There are a couple of other factors in Trump’s chart that overshadow his sympathies, as well, and that strengthen his ego and sense of entitlement.  But he would probably respond to a hurt baby by making goo-goo noises and maybe even picking it up (although probably for a photo op).  Meanwhile, Sessions is more likely to grimace and call for ankle shackles.  The guy is cold. 

So what about Mitch McConnell?  Is he happy now?  Actually, it looks like establishing the McConnell Precedent, blocking Merrick Garland, was a very easy thing for him to do.  But it won’t be so easy to keep it from being used against him.

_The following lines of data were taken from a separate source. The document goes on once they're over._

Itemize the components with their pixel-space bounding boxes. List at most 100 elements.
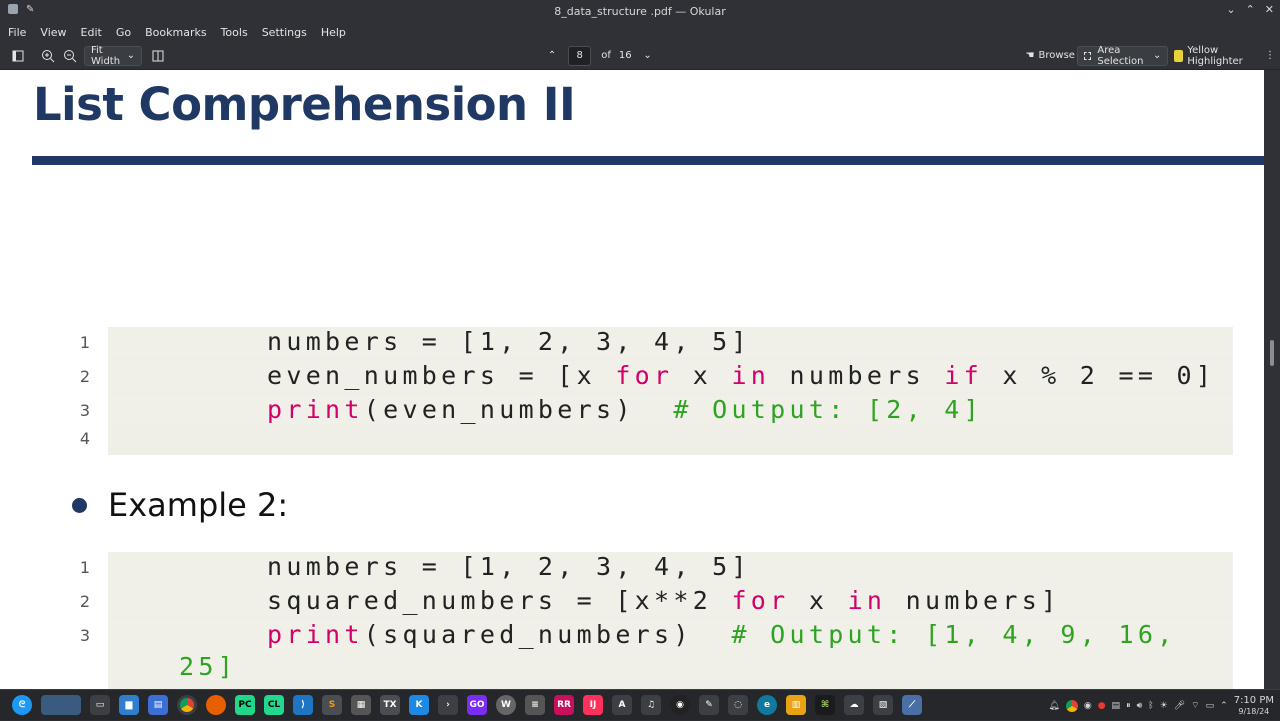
terminal-alt-icon[interactable]: ⌘ (815, 695, 835, 715)
system-tray: 🔔︎ ◉ ● ▤ ⏸︎ 🔊︎ ᛒ ☀ 🎤︎ ⌔ ▭ ⌃ 7:10 PM 9/18… (1048, 690, 1274, 721)
console-icon[interactable]: › (438, 695, 458, 715)
line-number: 3 (79, 401, 90, 420)
firefox-icon[interactable] (206, 695, 226, 715)
code-line: 1 numbers = [1, 2, 3, 4, 5] (80, 552, 1233, 582)
clock-time: 7:10 PM (1233, 694, 1274, 706)
line-number: 4 (79, 429, 90, 448)
android-studio-icon[interactable]: A (612, 695, 632, 715)
menu-view[interactable]: View (40, 26, 66, 39)
goland-icon[interactable]: GO (467, 695, 487, 715)
selection-rect-icon (1083, 51, 1092, 60)
terminal-icon[interactable]: ▭ (90, 695, 110, 715)
microphone-icon[interactable]: 🎤︎ (1174, 701, 1185, 711)
okular-app-icon (8, 4, 18, 14)
code-line: 3 print(even_numbers) # Output: [2, 4] (80, 395, 1233, 425)
more-options-icon[interactable]: ⋮ (1260, 46, 1280, 66)
menu-bookmarks[interactable]: Bookmarks (145, 26, 206, 39)
brightness-icon[interactable]: ☀ (1160, 701, 1168, 711)
highlighter-tool-button[interactable]: Yellow Highlighter (1174, 44, 1254, 67)
pin-icon[interactable]: ✎ (26, 4, 34, 15)
view-mode-icon[interactable] (148, 46, 168, 66)
code-text: numbers = [1, 2, 3, 4, 5] (267, 552, 751, 581)
tray-recorder-icon[interactable]: ◉ (1084, 701, 1092, 711)
archive-icon[interactable]: ▥ (786, 695, 806, 715)
battery-icon[interactable]: ▭ (1206, 701, 1215, 711)
media-pause-icon[interactable]: ⏸︎ (1126, 701, 1131, 711)
edge-icon[interactable]: e (757, 695, 777, 715)
zoom-out-icon[interactable] (60, 46, 80, 66)
clion-icon[interactable]: CL (264, 695, 284, 715)
texstudio-icon[interactable]: TX (380, 695, 400, 715)
diagram-app-icon[interactable]: ▦ (351, 695, 371, 715)
menu-tools[interactable]: Tools (221, 26, 248, 39)
code-text: even_numbers = [x for x in numbers if x … (267, 361, 1216, 390)
menu-edit[interactable]: Edit (81, 26, 102, 39)
vscode-icon[interactable]: ⟩ (293, 695, 313, 715)
webstorm-icon[interactable]: W (496, 695, 516, 715)
code-line: 2 squared_numbers = [x**2 for x in numbe… (80, 586, 1233, 616)
rider-icon[interactable]: RR (554, 695, 574, 715)
obs-icon[interactable]: ◉ (670, 695, 690, 715)
page-of-label: of (601, 50, 611, 61)
close-button[interactable]: ✕ (1265, 3, 1274, 16)
text-editor-icon[interactable]: ≡ (525, 695, 545, 715)
example-label: Example 2: (108, 486, 289, 524)
wifi-icon[interactable]: ⌔ (1191, 700, 1199, 711)
tray-chrome-icon[interactable] (1065, 699, 1078, 712)
zoom-select-value: Fit Width (91, 44, 121, 67)
page-total-label: 16 (618, 50, 632, 61)
intellij-icon[interactable]: IJ (583, 695, 603, 715)
area-selection-button[interactable]: Area Selection ⌄ (1076, 45, 1169, 67)
maximize-button[interactable]: ⌃ (1246, 3, 1255, 16)
tray-red-icon[interactable]: ● (1098, 701, 1106, 711)
notification-icon[interactable]: 🔔︎ (1048, 701, 1059, 711)
file-manager-icon[interactable]: ▆ (119, 695, 139, 715)
sidebar-toggle-icon[interactable] (8, 46, 28, 66)
volume-icon[interactable]: 🔊︎ (1137, 701, 1143, 711)
document-view[interactable]: List Comprehension II 1 numbers = [1, 2,… (0, 70, 1280, 689)
kate-icon[interactable]: K (409, 695, 429, 715)
menu-bar: File View Edit Go Bookmarks Tools Settin… (0, 22, 1280, 42)
zoom-select[interactable]: Fit Width ⌄ (84, 44, 143, 67)
menu-settings[interactable]: Settings (262, 26, 307, 39)
vertical-scrollbar[interactable] (1264, 70, 1280, 689)
highlighter-label: Yellow Highlighter (1187, 44, 1243, 67)
page-number-input[interactable]: 8 (568, 45, 592, 66)
spreadsheet-icon[interactable]: ▧ (873, 695, 893, 715)
zoom-in-icon[interactable] (38, 46, 58, 66)
sublime-icon[interactable]: S (322, 695, 342, 715)
bluetooth-icon[interactable]: ᛒ (1148, 701, 1153, 711)
main-toolbar: Fit Width ⌄ ⌃ 8 of 16 ⌄ ☚ Browse Area Se… (0, 42, 1280, 70)
code-text: 25] (179, 652, 238, 681)
menu-file[interactable]: File (8, 26, 26, 39)
menu-help[interactable]: Help (321, 26, 346, 39)
minimize-button[interactable]: ⌄ (1226, 3, 1235, 16)
menu-go[interactable]: Go (116, 26, 131, 39)
inkscape-icon[interactable]: ✎ (699, 695, 719, 715)
window-title: 8_data_structure .pdf — Okular (554, 4, 726, 18)
clipboard-icon[interactable]: ▤ (1112, 701, 1121, 711)
browse-tool-button[interactable]: ☚ Browse (1026, 46, 1075, 66)
pycharm-icon[interactable]: PC (235, 695, 255, 715)
chrome-icon[interactable] (177, 695, 197, 715)
taskbar: ᘓ ▭ ▆ ▤ PC CL ⟩ S ▦ TX K › GO W ≡ RR IJ … (0, 689, 1280, 720)
headphones-icon[interactable]: ♫ (641, 695, 661, 715)
code-text: numbers = [1, 2, 3, 4, 5] (267, 327, 751, 356)
code-text: print(squared_numbers) # Output: [1, 4, … (267, 620, 1177, 649)
code-text: print(even_numbers) # Output: [2, 4] (267, 395, 984, 424)
tray-expand-icon[interactable]: ⌃ (1220, 701, 1228, 711)
next-page-icon[interactable]: ⌄ (638, 46, 658, 66)
clock[interactable]: 7:10 PM 9/18/24 (1234, 695, 1274, 717)
previous-page-icon[interactable]: ⌃ (542, 46, 562, 66)
line-number: 2 (79, 592, 90, 611)
clock-date: 9/18/24 (1238, 706, 1270, 716)
code-line: 3 print(squared_numbers) # Output: [1, 4… (80, 620, 1233, 650)
screenshot-icon[interactable]: ◌ (728, 695, 748, 715)
okular-taskbar-icon[interactable]: ⟋ (902, 695, 922, 715)
hand-icon: ☚ (1025, 50, 1035, 61)
cloud-icon[interactable]: ☁ (844, 695, 864, 715)
scrollbar-thumb[interactable] (1270, 340, 1274, 366)
app-launcher-icon[interactable]: ᘓ (12, 695, 32, 715)
document-icon[interactable]: ▤ (148, 695, 168, 715)
desktop-pager-icon[interactable] (41, 695, 81, 715)
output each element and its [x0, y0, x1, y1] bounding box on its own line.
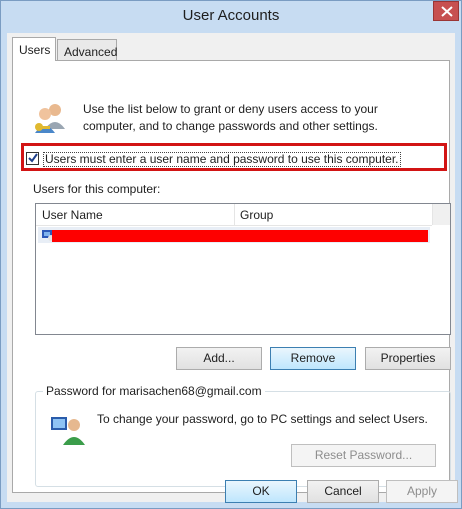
properties-button[interactable]: Properties [365, 347, 451, 370]
password-groupbox [35, 391, 451, 487]
users-icon [35, 104, 65, 133]
dialog-client-area: Users Advanced Use the list below to gra… [7, 33, 458, 503]
add-user-button[interactable]: Add... [176, 347, 262, 370]
window-title: User Accounts [182, 7, 280, 24]
checkmark-icon [28, 153, 38, 163]
redacted-user-entry [52, 230, 428, 242]
tab-users-label: Users [19, 43, 51, 57]
tab-users[interactable]: Users [12, 37, 56, 61]
close-button[interactable] [433, 1, 459, 21]
listview-header: User Name Group [36, 204, 432, 226]
column-separator[interactable] [234, 204, 235, 225]
title-bar[interactable]: User Accounts [1, 1, 461, 33]
tab-advanced-label: Advanced [64, 45, 118, 59]
password-change-text: To change your password, go to PC settin… [97, 412, 428, 426]
users-list-label: Users for this computer: [33, 182, 161, 196]
users-listview[interactable]: User Name Group [35, 203, 451, 335]
users-tab-panel: Use the list below to grant or deny user… [12, 60, 451, 493]
close-icon [441, 6, 453, 17]
header-scroll-filler [432, 204, 450, 225]
apply-button[interactable]: Apply [386, 480, 458, 503]
remove-user-button[interactable]: Remove [270, 347, 356, 370]
require-password-label[interactable]: Users must enter a user name and passwor… [43, 152, 401, 167]
ok-button[interactable]: OK [225, 480, 297, 503]
intro-text: Use the list below to grant or deny user… [83, 102, 378, 133]
cancel-button[interactable]: Cancel [307, 480, 379, 503]
password-group-title: Password for marisachen68@gmail.com [43, 384, 265, 398]
column-header-username[interactable]: User Name [42, 208, 103, 222]
tab-advanced[interactable]: Advanced [57, 39, 117, 61]
reset-password-button[interactable]: Reset Password... [291, 444, 436, 467]
user-password-icon [51, 417, 85, 445]
require-password-checkbox[interactable] [26, 152, 39, 165]
user-accounts-window: User Accounts Users Advanced Use the lis… [0, 0, 462, 509]
column-header-group[interactable]: Group [240, 208, 273, 222]
table-row[interactable] [38, 227, 430, 243]
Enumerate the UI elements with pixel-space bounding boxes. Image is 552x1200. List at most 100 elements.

McConnell has seven planets in fixed signs, so he doesn’t like to budge unless he absolutely has to.  He can hold on to a position practically forever, until the grass grows over the cows.  What he’s not really good at is getting things moving.  He has no cardinal signs at all, which makes me wonder whether the guy has ever initiated anything?  A google search shows me that he has been torpid most of his life, except for running for office.  All his Taurus planets keep him in touch with moneyed interests, and that’s all he needs in order to win. 

So I’m more hopeful than I was when I got the news about Kennedy’s retirement.  I think it may be possible to turn McConnell’s static energy against him, and block this Supreme Court nomination until after the midterms.  And I have to be hopeful about the midterms, I don’t have a choice.  Mars goes direct in August -  and so by September, our plans should come together.  No longer will we be roaming around in ever-widening circles.  Maybe, just maybe, we can pull this train back onto its tracks.  Maybe the tide will do it for us.